Die Wahl der richtigen Materialien ist bei der Wahl der Abschirmung von entscheidender Bedeutung, da jedes Material anders auf Strahlung reagiert. Das wird im Raumschiffbau ebenso wie in der Reaktortechnik mit sogenannten Monte-Carlo-Simulationen wie MCNP-X oder GEANT4 simuliert. In der Praxis hat man bei der Konstruktion des Raumschiffes aber wenig Handhabe, da auf leichte, verfügbare Werkstoffe (hauptsächlich Aluminium) zurückgegriffen werden muss. Eventuell kann man lediglich zwischen einigen Legierungen wählen. Die Auswirkung auf die engültige Strahlenbelastung während der kompletten Mission dürfte sich dabei unter 10% bewegen.
Es gibt Überlegungen, ein Magnetfeld um ein Raumschiff zu legen, um geladene Teilchen abzulenken. Da die dafür benötigten Energien im Megawattbereich liegen, müsste man allerdings sein eigenes Atomkraftwerk zum Mars mitschleifen.
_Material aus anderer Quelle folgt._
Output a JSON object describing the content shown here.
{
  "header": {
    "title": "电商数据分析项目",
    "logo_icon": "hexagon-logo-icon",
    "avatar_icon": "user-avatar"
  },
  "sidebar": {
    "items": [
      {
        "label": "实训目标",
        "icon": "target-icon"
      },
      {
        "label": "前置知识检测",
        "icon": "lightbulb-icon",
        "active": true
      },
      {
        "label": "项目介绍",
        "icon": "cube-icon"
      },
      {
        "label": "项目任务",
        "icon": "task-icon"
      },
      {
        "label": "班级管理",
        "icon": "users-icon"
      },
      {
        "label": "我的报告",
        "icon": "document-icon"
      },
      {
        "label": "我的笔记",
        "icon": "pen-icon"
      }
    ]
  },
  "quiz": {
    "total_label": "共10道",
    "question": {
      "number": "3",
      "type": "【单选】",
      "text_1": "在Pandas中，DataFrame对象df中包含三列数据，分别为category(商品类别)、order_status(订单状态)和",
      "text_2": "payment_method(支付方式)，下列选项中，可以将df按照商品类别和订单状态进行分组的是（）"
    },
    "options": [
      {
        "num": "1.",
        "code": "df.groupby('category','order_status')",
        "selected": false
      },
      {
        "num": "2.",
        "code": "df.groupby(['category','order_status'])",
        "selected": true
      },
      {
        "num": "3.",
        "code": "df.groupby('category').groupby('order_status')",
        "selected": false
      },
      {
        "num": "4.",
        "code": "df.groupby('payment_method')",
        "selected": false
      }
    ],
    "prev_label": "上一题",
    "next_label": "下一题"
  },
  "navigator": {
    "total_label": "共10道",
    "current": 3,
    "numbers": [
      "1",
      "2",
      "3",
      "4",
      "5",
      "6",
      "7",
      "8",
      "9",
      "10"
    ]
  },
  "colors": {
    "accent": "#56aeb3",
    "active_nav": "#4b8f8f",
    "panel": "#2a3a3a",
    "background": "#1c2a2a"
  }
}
Weltraummüll ist vor allem in der Erdumlaufbahn ein Problem. Vom Totalausfall zweier zusammenstoßender Satelliten bis zu kleinen Kratern in Shuttle-Fenstern hat es schon alles gegeben. Selbst in Raumanzügen hat man schon Einschlagspuren kleinster Partikel gefunden - bisher zum Glück ohne Auswirkungen für die Astronauten. Die ISS-Module schützen sich durch Mikrometeoritenschilde in Sandwichbauweise. Eine erste Schicht soll auftreffende Teilchen fragmentieren und die dahinterliegenden Schichten die kleineren Teilchen dann stoppen. Auch muss die ISS regelmässig größeren Trümmern (> 1-10cm) ausweichen, die man von der Erde aus mit dem Radar verfolgen kann.
Für Missionen jenseits des Erdorbits macht man sich eher weniger Sorgen, da die Partikeldichte im interplanetaren Raum sehr gering und eine Kollision unwahrscheinlich ist. Bisher sind meines Wissens keine Beschädigungen irgendwelcher Sonden bekannt.